A 5,000-year-old Sumerian tablet from the city of Uruk, which recently come into the possession of the British Museum, reveals that some Mesopotamian workers were rewarded for their toil with beer.
5,000 years ago, Uruk wasn’t that different from any modern city. While there wasn’t any electricity or modern technology, inhabitants of the city – which is located in what would one day become modern Iraq – worked for a living, played games in their downtime and sent each other missives using cuneiform, the writing system pioneered by the Sumerians. Now, it has been revealed that ancient Sumerian workers were sometimes compensated for their time and energy in the form of beer, according to a cuneiform pay stub that has survived to this very day.
According to an article appearing in New Scientist, the tablet bears specific symbols including a stylized human head eating from a bowl (which meant “ration” to the Sumerians) and a conical vessel for containing an alcoholic beverage (the cuneiform for “beer”). Around the tablet appear markings that record how much beer a specific worker was entitled to, the article explains.

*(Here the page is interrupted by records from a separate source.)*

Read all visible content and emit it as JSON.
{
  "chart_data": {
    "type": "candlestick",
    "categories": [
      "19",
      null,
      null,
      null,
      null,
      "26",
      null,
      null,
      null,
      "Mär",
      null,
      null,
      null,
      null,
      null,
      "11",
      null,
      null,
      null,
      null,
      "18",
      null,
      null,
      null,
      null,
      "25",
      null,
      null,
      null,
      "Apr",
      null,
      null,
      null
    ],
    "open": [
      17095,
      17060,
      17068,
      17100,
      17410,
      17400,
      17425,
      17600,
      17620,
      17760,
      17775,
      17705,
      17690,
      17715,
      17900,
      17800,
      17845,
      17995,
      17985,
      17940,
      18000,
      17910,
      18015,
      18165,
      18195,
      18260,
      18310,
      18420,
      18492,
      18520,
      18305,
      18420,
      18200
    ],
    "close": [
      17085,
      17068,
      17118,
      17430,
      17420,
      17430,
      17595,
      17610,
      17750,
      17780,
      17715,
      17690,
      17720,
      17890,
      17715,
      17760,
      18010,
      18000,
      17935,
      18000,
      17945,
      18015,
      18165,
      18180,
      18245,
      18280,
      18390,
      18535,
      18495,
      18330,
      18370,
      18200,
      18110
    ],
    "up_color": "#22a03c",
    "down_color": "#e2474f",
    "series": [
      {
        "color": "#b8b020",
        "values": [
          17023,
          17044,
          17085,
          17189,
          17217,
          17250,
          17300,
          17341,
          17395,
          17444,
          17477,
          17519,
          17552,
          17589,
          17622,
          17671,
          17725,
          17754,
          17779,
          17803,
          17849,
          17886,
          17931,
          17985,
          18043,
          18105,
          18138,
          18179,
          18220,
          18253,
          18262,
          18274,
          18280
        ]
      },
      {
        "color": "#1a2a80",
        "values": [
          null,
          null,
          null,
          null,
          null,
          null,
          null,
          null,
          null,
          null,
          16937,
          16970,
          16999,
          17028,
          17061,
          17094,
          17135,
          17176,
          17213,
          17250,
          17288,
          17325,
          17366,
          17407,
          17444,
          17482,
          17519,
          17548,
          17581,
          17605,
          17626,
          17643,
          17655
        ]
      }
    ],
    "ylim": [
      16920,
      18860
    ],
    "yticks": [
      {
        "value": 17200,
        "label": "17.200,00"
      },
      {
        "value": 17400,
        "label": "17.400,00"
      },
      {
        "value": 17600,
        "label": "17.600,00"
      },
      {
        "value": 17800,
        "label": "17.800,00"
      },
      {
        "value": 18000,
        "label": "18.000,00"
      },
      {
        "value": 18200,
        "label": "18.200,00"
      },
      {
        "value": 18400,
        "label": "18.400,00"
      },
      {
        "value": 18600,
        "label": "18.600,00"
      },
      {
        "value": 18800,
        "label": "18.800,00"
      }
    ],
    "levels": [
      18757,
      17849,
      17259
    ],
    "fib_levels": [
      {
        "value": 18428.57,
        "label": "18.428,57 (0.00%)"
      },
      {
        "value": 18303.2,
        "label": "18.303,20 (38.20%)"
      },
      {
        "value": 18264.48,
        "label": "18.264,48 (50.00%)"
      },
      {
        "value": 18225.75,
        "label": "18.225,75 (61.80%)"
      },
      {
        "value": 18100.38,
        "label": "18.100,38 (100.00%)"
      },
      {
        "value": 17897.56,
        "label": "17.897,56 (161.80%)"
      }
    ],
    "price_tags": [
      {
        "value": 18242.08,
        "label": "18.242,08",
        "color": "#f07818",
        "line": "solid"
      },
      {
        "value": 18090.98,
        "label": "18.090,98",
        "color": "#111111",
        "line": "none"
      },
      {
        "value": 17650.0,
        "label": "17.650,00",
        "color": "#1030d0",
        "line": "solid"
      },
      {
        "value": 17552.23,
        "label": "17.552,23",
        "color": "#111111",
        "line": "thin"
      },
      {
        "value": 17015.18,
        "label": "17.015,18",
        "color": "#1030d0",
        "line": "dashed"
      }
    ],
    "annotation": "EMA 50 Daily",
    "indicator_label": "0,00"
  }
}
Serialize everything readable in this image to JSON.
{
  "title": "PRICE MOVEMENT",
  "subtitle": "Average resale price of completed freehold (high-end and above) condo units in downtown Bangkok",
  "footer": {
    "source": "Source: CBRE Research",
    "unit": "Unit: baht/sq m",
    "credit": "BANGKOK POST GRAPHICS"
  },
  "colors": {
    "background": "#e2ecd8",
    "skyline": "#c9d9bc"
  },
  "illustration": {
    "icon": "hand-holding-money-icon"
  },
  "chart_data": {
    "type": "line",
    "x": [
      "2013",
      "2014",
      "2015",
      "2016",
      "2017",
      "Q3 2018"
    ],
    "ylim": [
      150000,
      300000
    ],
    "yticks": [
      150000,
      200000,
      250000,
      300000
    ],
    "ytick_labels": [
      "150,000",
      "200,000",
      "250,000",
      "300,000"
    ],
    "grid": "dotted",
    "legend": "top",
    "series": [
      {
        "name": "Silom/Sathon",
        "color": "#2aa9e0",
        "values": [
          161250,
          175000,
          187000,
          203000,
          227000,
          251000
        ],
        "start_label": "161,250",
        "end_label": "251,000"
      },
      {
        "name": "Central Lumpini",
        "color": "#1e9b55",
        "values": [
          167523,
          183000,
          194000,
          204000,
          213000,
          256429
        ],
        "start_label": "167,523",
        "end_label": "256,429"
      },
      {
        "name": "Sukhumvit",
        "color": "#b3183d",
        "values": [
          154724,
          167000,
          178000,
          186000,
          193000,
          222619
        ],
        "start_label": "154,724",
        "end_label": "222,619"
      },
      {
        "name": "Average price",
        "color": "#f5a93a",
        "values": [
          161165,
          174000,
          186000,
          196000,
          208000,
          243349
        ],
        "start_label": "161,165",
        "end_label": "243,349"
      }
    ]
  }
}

Mesopotamians weren’t the only ones to use alcohol as a currency. In fact, ancient Egyptians were often paid anywhere from 4 to 5 liters of beer a day for working on the pyramids. The custom persisted until much later in history, records exist from as late as the fourteenth century, such as the 252 gallons of wine a year which was part of Geoffrey Chaucer’s salary as decreed by King Richard II. This system differs from even more ancient evidence indicating that many prehistoric settlements were more egalitarian – instead of getting paid for work, everyone within the community would share the work and then reap the rewards collectively.
While this has changed, and while it seems a no-brainer to award workers with alcoholic beverages to keep them in line, there’s more at play here than just keeping workers happily drunk. Ancient beer doubled as a food item, as it was loaded with starches that made it an excellent choice for nutrition. Meanwhile, popular thought from the Middle Ages included the belief that consuming wine regularly was excellent for your health. Some historians believe that wine might have been the healthier choice during times that Europe was gripped by plague, as water supplies could easily become tainted; wine sealed in casks and bottles, by comparison, would have been relatively safe to drink.
The tradition isn’t without its modern adherents as well. The city of Amsterdam began a controversial new initiative in 2013, aimed at helping alcoholics and encouraging them to become functioning members of society once more, that involves reimbursing them in beer for picking up trash. Less strange is the common practice of many Silicon Valley companies providing free drinks to their staff on Friday afternoons.
However, with this newly-translated pay stub, one that stretches back literally thousands of years, it’s clear that the modern practice of compensating workers with a few alcoholic beverages now and again is hardly a new or controversial idea but instead one that’s been present throughout recorded history.